L’immobilier, l’import-export… : tracer les investissements à risques
D’autres structures de coopération intergouvernementales existent, dont le Groupe d’action financière (Gafi), un organisme international créé lors du Sommet du G7 de Paris en 1989. Mais face à des phénomènes complexes, opaques et en perpétuel renouvellement, il faudra plus qu’une coopération entre services financiers. « C’est un problème essentiel, difficile à régler », admet le juge Jean-Louis Bruguière, également haut représentant de l’Union européenne auprès des États-Unis pour la lutte contre le financement du terrorisme dans le cadre du Terrorism Finance Tracking Programme/Swift. Même si le Gafi fonctionne, dans des pays comme le Niger, où on a un taux de bancarisation inférieur à 5 % avec un informel important, il est très difficile que les mécanismes fonctionnent. Mais les États doivent en prendre conscience et essayer d’avoir un contrôle sur les financements importants, ce qui nécessite une certaine visibilité.
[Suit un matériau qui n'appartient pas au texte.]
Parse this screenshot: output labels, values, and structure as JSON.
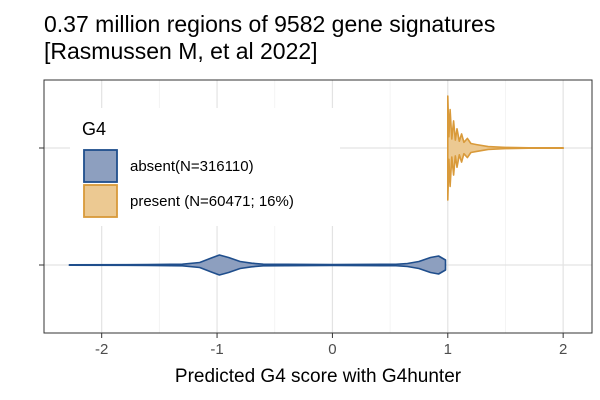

En ligne de mire, les investissements dans l’immobilier ou dans l’import-export, où il y a des possibilités de contrôle sur les opérations criminelles, les trafics en tout genre qui ont crû avec l’effondrement de la Libye, sachant que sur les 15 milliards de dollars de flux financiers, on évalue à 20 % la part des flux illicites. « Nous sommes confrontés à une nébuleuse », explique l’ex-juge antiterroriste, qui distingue trois niveaux de financement. Le premier, le microfinancement, avec une forme très anarchique et opportuniste qui va de la petite contrebande à des trafics en tout genre. « Le trafic de cartes bleues clonées, en 1997 en Europe, a rapporté près d’un million d’euros en un mois et demi. C’est deux fois le financement des attentats du 11 Septembre », indique-t-il. Le deuxième niveau, le macrofinancement, qui provient d’ONG liées à des États, notamment les pays du Golfe. En fait partie également le trafic de drogues provenant d’Amérique du Sud et qui tourne autour de la plateforme ouest-africaine. Troisième niveau, le terrorisme financier, « qui est assez nouveau », souligne le juge. Pour exemple, l’État islamique qui va prendre possession des puits de pétrole en Irak pour les exploiter avec la complicité des États voisins. Une telle complexité mais aussi une telle organisation mafieuse conduisent à forcer les États à agir sur deux plans : la justice et la police. « On ne peut pas lutter contre le terrorisme sans lutter contre le blanchiment », conclut l’ex-juge antiterroriste.